Je suis né le 24 mars 1946 et je devais avoir 3 ou 4 ans l’unique fois où j’ai vu mon arrière grand-père.
Je suis aussi une arrière-petite-fille d’Abel Posière, petite-fille de son fils Abel.
Abel junior à eu 2 filles 6 petits-enfants, 13 arrières-petits-enfants et 19 arrières-arrières-petits-enfants.
Je n’ai pas connu mon arrière-grand-père, décédé quelques mois après ma naissance, mais bien connu mon arrière-grand-mère Maria.
J’habite toujours le Valenciennois.
J’avais presque 6 ans en 1940. J’habitais 9, rue des Anges. Le grand bombardement de Valenciennes, je l’ai vécu dans une cave, rue Capron. Le bombardement terminé j’ai parcouru seul le cœur de la ville et ensuite tous les boulevards. De la mairie il ne restait que la façade. Une partie de la rue des Anges, côté pair, était détruite. Déjà sous-alimenté, je n’ai rien mangé durant trois jours.

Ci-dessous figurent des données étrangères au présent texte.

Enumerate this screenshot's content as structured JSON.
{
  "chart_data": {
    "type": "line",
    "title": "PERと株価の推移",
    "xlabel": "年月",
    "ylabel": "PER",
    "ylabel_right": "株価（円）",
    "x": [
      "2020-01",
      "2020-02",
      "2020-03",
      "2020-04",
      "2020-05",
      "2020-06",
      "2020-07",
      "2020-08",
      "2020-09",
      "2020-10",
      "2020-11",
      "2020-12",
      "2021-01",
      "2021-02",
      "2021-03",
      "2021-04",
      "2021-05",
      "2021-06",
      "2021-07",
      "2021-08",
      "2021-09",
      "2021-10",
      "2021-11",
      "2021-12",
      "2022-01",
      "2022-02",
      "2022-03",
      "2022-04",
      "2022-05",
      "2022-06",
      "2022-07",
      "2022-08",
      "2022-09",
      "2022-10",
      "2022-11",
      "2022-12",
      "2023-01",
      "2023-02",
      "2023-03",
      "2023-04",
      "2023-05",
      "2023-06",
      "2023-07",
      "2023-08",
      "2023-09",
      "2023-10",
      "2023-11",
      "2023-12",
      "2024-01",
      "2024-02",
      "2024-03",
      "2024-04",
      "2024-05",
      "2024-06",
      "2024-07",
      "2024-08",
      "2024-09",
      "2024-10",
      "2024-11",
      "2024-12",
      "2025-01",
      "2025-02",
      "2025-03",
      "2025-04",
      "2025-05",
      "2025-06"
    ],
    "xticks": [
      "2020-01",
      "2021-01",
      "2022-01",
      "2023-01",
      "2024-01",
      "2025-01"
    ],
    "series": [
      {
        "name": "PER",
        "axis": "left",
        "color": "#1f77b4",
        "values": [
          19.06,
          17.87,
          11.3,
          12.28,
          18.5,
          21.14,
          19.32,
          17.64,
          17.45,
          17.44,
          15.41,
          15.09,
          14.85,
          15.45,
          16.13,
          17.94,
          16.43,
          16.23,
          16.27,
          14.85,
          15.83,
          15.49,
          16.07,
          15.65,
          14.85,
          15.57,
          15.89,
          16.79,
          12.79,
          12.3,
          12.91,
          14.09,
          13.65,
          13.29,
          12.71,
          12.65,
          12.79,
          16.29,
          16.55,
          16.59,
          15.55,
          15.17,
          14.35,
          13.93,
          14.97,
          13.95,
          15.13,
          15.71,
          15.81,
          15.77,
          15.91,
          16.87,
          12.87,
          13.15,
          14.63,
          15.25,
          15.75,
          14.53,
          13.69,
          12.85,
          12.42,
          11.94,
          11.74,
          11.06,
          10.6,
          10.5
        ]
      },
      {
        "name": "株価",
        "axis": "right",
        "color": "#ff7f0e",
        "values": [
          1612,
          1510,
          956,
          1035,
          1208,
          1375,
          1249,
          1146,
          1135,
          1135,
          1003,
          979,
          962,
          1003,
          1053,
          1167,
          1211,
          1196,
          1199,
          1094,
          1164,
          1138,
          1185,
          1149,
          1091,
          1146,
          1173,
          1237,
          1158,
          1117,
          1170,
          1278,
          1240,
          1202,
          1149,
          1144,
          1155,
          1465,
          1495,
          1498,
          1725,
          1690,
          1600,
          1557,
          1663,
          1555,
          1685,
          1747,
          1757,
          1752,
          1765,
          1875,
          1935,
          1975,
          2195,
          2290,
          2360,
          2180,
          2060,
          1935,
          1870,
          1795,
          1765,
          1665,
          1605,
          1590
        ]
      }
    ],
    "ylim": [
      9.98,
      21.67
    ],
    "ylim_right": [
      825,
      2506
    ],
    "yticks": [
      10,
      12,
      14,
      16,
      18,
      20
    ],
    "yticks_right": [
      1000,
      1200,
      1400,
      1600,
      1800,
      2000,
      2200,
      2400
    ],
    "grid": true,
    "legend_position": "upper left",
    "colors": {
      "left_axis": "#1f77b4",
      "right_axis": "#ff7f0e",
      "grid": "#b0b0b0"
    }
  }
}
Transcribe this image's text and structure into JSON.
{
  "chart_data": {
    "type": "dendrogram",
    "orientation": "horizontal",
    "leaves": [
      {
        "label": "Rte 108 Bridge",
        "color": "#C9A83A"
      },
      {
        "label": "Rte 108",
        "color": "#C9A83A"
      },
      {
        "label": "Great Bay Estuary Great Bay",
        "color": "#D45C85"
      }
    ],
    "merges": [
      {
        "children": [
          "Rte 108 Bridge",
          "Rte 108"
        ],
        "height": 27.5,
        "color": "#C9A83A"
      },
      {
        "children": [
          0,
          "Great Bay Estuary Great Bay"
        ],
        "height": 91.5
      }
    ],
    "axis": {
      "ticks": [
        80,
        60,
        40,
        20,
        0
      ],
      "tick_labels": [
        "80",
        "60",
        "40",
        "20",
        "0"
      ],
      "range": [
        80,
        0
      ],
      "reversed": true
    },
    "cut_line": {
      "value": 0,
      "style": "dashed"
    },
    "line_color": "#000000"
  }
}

Plus tard, en 1944 ou 45, je me suis retrouvé au château « Finan », situé à Saultain, dans la banlieue de Valenciennes. Là, Le directeur s’appelait Posière, – était-ce justement cet Abel Posière ? – Si c’est le cas, je suis bouleversé. Je me revois, caché au fond du parc, perché sur la branche d’un arbre, y lisant des livres que j’avais subtilisés.